Big businesses: The GOP push to cut the corporate tax rate to 20 percent was met with a warm reaction from Business Roundtable, one of the leading Washington groups representing major corporations. Mark Weinberger, who’s both the organization’s chairman and chief executive of EY, said in a statement that the corporate rate cut, combined with the bill’s move to a territorial tax system, is “significant.”
Some middle-class families: The plan would almost double the standard deduction — to $12,000 for individuals and $24,000 for couples — while raising the child tax credit to $1,600 from $1,000. House Speaker Paul Ryan (R-Wis.) said Thursday that a typical family of four will save $1,182 a year on their taxes.
Retirement savings advocates: The bill maintains current pretax amounts that individuals can contribute to their 401(k) retirement plans, despite recent concern from industry leaders and asset managers that the limit — currently $18,000 a year — could be capped as low as $2,400 to generate revenue to pay for the cuts. In a statement, the Save Our Savings Coalition, a group of advocates and businesses pushing to preserve the current retirement savings structure, praised the bill as “good news for millions of middle-class families across the nation.”
Conservative groups: Groups like Americans for Prosperity and Freedom Partners were able to get House Ways and Means Committee Chairman Kevin Brady (R-Texas) and Ryan to drop a proposed border adjustable tax on imports over the summer. But the prospect of a “backdoor” border adjustable tax was on conservative groups’ radar as recently as Thursday morning, when AFP President Tim Philips said in a statement that Brady and Ryan should “reject any new tax on consumers” since “a misguided consumer tax was soundly rejected earlier this year.”

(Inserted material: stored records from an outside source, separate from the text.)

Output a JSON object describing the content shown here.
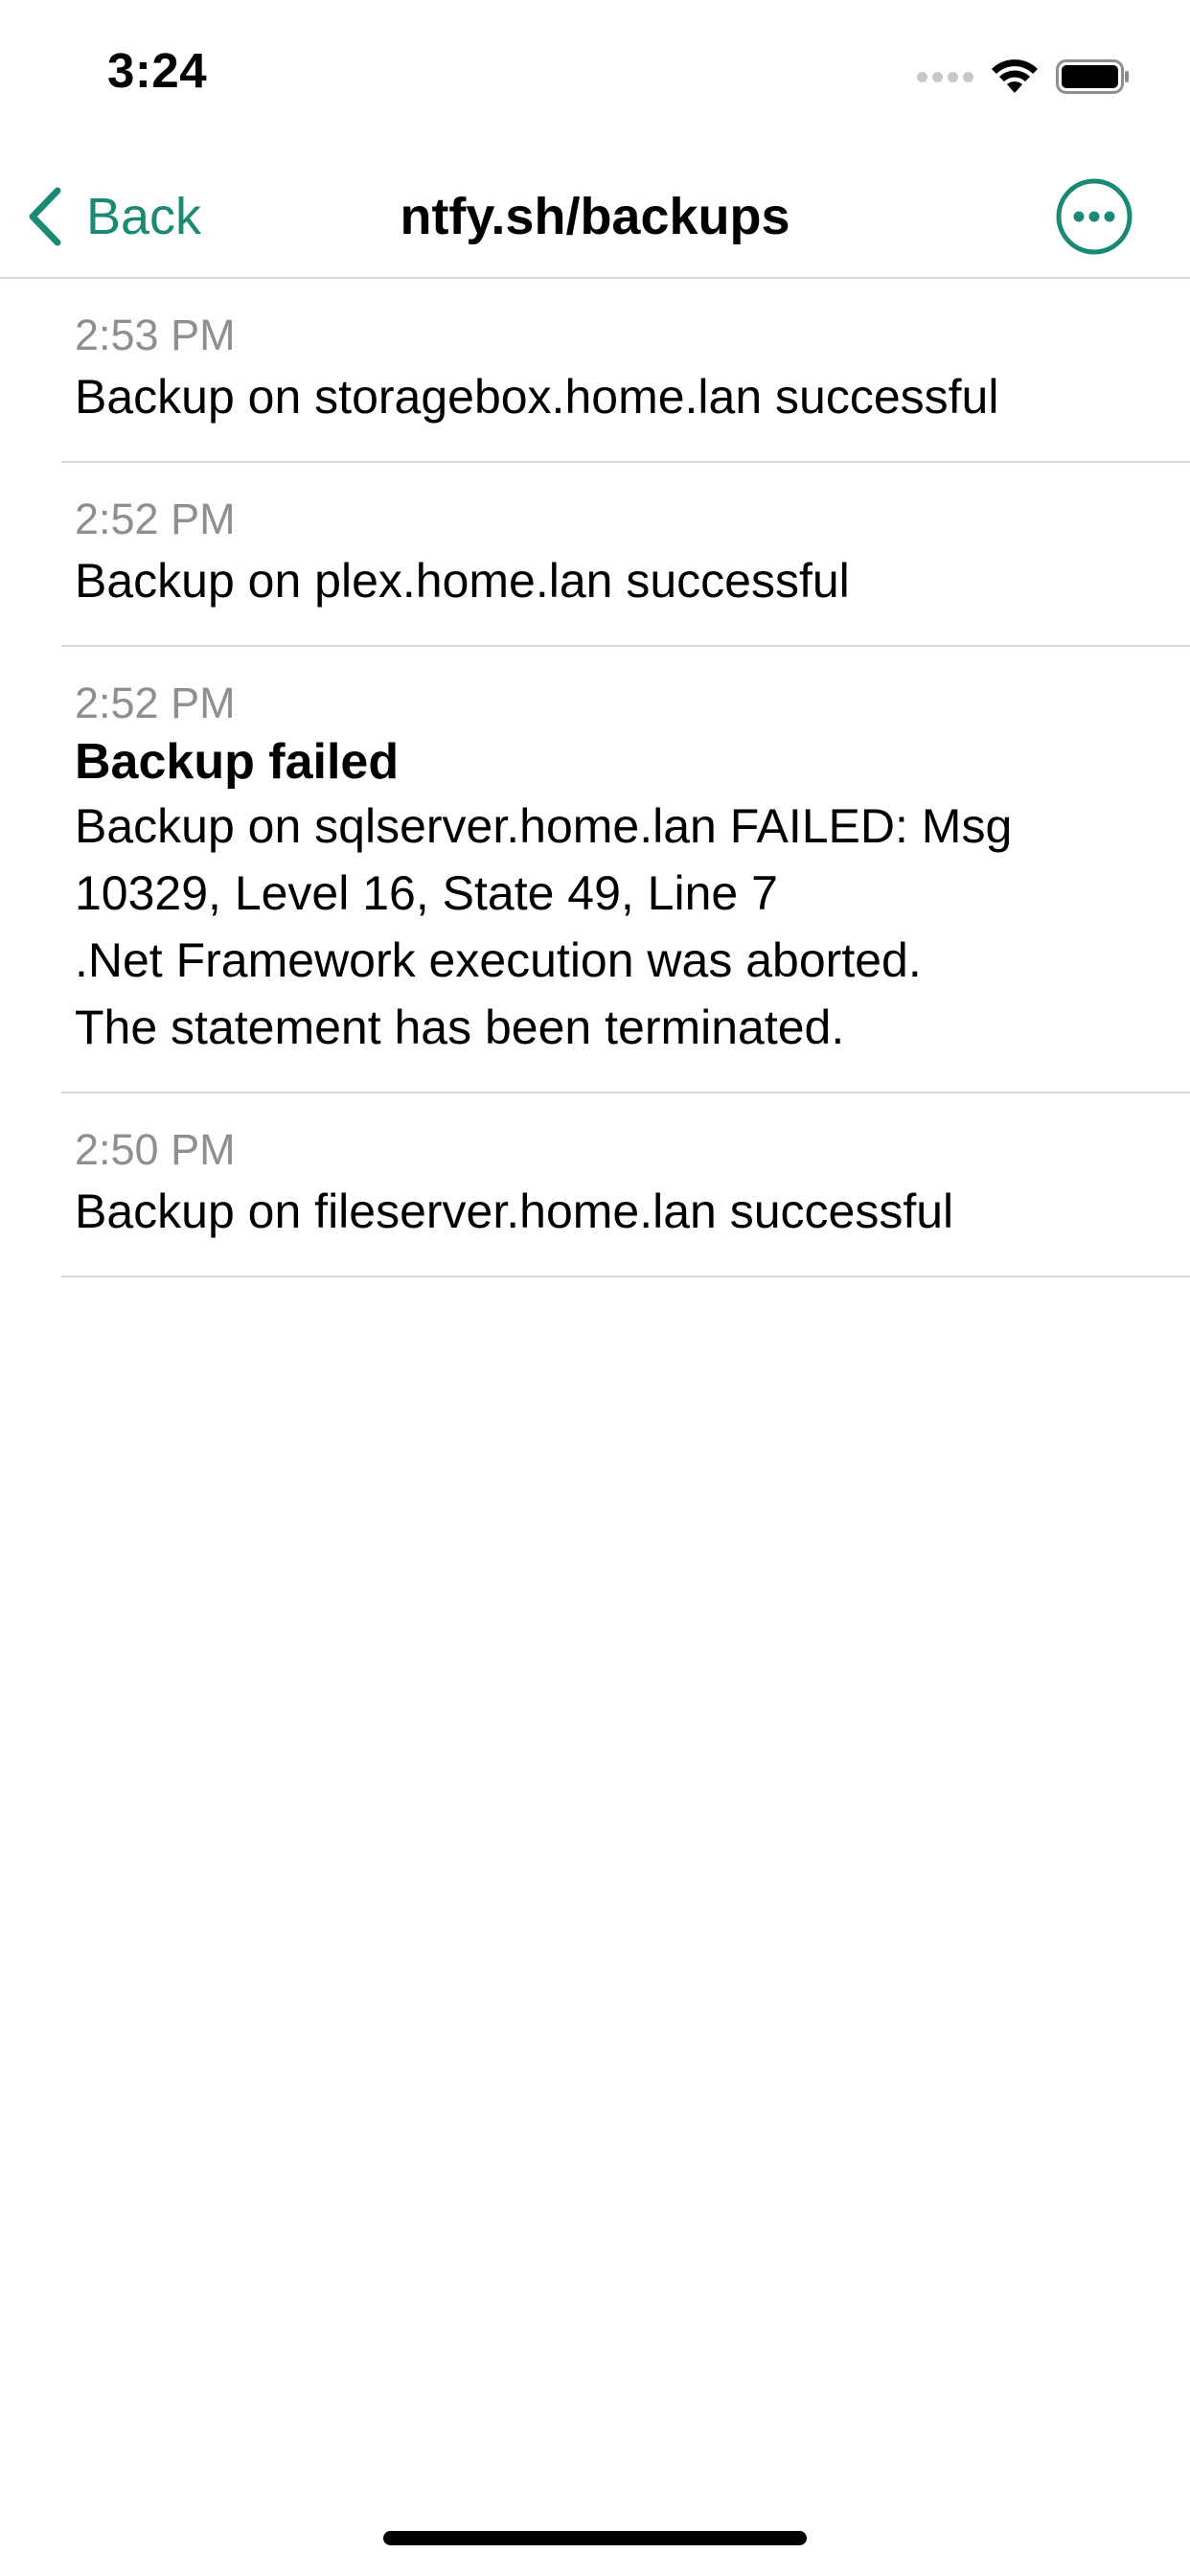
{
  "status_bar": {
    "time": "3:24"
  },
  "nav": {
    "back_label": "Back",
    "title": "ntfy.sh/backups",
    "accent_color": "#1a8a74"
  },
  "messages": [
    {
      "time": "2:53 PM",
      "title": "",
      "body": "Backup on storagebox.home.lan successful"
    },
    {
      "time": "2:52 PM",
      "title": "",
      "body": "Backup on plex.home.lan successful"
    },
    {
      "time": "2:52 PM",
      "title": "Backup failed",
      "body": "Backup on sqlserver.home.lan FAILED: Msg 10329, Level 16, State 49, Line 7\n.Net Framework execution was aborted.\nThe statement has been terminated."
    },
    {
      "time": "2:50 PM",
      "title": "",
      "body": "Backup on fileserver.home.lan successful"
    }
  ],
  "icons": {
    "back": "chevron-left-icon",
    "more": "ellipsis-circle-icon",
    "wifi": "wifi-icon",
    "battery": "battery-icon",
    "signal": "cellular-signal-icon"
  }
}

After the bill was released, Brady was asked at a news conference if the legislation contains a measure resembling the border adjustment tax. “After all I’ve been through? The answer is no, of course not,” he said. “That idea, whether you believe it has merits or not, has been set aside, and is nowhere near this tax reform.”
Individuals in high-tax blue states: The plan would eliminate the deduction for state income taxes and limit the deductibility of local property taxes to $10,000. While some Republicans from high-tax states, where the state and local tax deductions are used extensively, have supported the compromise that leaves property taxes in the mix, others say they will not vote for a bill that would hard hit their constituents.
“I am a No to this bill in its current form,” Rep. Lee Zeldin (R-N.Y.) said in a statement. “We need to fix this State and Local Tax deduction issue. Adding back in the property tax deduction up to $10,000 is progress, but not enough progress. If I’m not fighting for New Yorkers, I can’t expect anyone else from another state to do it for me.”
New homebuyers: The mortgage interest deduction for new homebuyers is lowered to $500,000, from $1 million currently, which could affect homebuyers in metro areas like Los Angeles, New York and Washington. The reduced deduction drew criticism from the National Association of Home Builders and the National Association of Realtors.
Democrats: In the last major congressional effort to overhaul the tax code in 1986, Democrats held the majority in the House while Republicans controlled the Senate and the White House — so lawmakers from both parties had no choice but to work together to pass tax reform. But with Republicans in the majority in both chambers, and with a Republican president, Democratic demands were nowhere to be found in the bill.
“Republicans had every opportunity to work with Democrats on a bipartisan plan that would have provided real reform for real people,” Ways and Means Committee ranking member Richard Neal (D-Mass.) said in a statement. “Instead, they chose a path of secrecy and partisanship that excluded Democrats and many of their own members.”